Start with garment truth. Confirm that cut, colour, pattern, logo placement, hardware, drape, and proportion match the actual item, then verify that the chosen framing and crop serve the channel you are publishing to. After that, check whether the visual style supports the product rather than overpowering it, and make sure the image resolution fits the destination, whether that is a PDP, paid social unit, editorial tile, or marketplace listing. Quality control in fashion is not just about whether the image looks polished; it is about whether the image stays faithful enough to sell responsibly.
With RAWSHOT, publishing review should also include provenance and disclosure checks. Make sure the output remains AI-labelled, confirm the watermarking and C2PA metadata are intact in your workflow, and keep the audit trail available for internal review where required. Teams that treat these as standard release checks—not legal afterthoughts—build a stronger asset pipeline and avoid the last-minute uncertainty that slows launches.
How much does still-image generation cost, and what happens if a run fails?
For stills, RAWSHOT is about $0.55 per image, and most generations complete in roughly 30–40 seconds. That gives operators a clear unit cost for forecasting launch pages, assortment refreshes, and campaign variants without trying to reverse-engineer a subscription maze.

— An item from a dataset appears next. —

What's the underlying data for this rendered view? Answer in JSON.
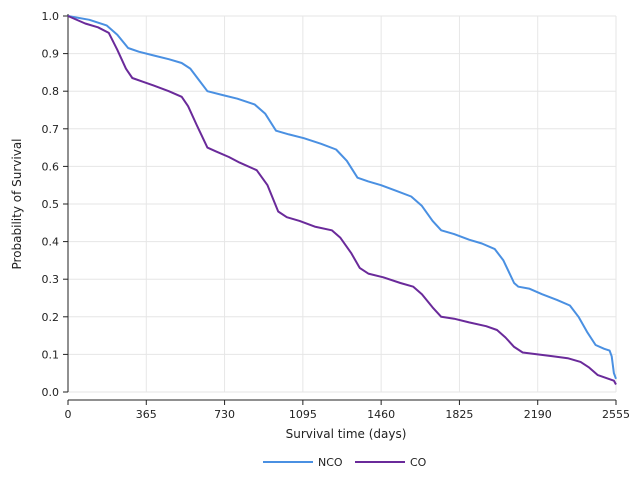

Just as important, tokens never expire, so teams can buy capacity when they need it and use it over time instead of rushing work to avoid losing credits. Pricing works best when it is boring enough to plan around, and that is the point here.
If a generation fails, the tokens for that failed attempt are refunded. That matters in practice because teams testing multiple crops, styles, or product groupings need a workflow that does not punish experimentation with hidden waste. RAWSHOT also keeps cancellation simple with a one-click cancel control on the pricing page, so finance and operations can treat the tool as infrastructure rather than as a contract negotiation.
Can this ai photo to photo generator plug into Shopify-scale or PLM-connected workflows?
Yes. RAWSHOT is built for both single-shoot browser work and catalog-scale operations through a REST API, so the same image logic can move from creative testing into repeatable production. For Shopify-scale teams or operators working alongside PLM-connected systems, the practical advantage is consistency: you do not need one product for the art team and another for the batch pipeline. The same models, same pricing logic, same output quality, and same control surfaces can support both environments.
That architecture matters when assortments grow. Teams can standardise image settings, preserve provenance and auditability per output, and build handoffs that fit normal commerce operations rather than ad hoc creative experiments. The right approach is to validate your house style in the GUI, define the controls you want repeated, then move that repeatable logic into the API for larger runs where speed and consistency both matter.
What does scaling from one browser shoot to 10,000 SKUs look like in practice?
In practice, it means you do not change products just because the volume changes. A brand can start by directing a few hero images in the browser, settle on model choice, framing, visual style, and output crops, then apply that same logic to a larger assortment without switching to a separate enterprise-only workflow. That continuity is important because large-scale image operations break down when teams have to relearn tools, renegotiate feature access, or accept a drop in quality once they move out of the demo stage.
RAWSHOT keeps the same engine, model system, per-image pricing logic, and provenance posture whether you are generating one image or building a nightly catalog pipeline. There are no per-seat gates for core access, no need to rework the method around text-based instructions, and no ambiguity about rights or labelling when assets move downstream. The smart rollout is to define a repeatable image standard early, then scale it through the API only after the team is satisfied with garment fidelity and review controls.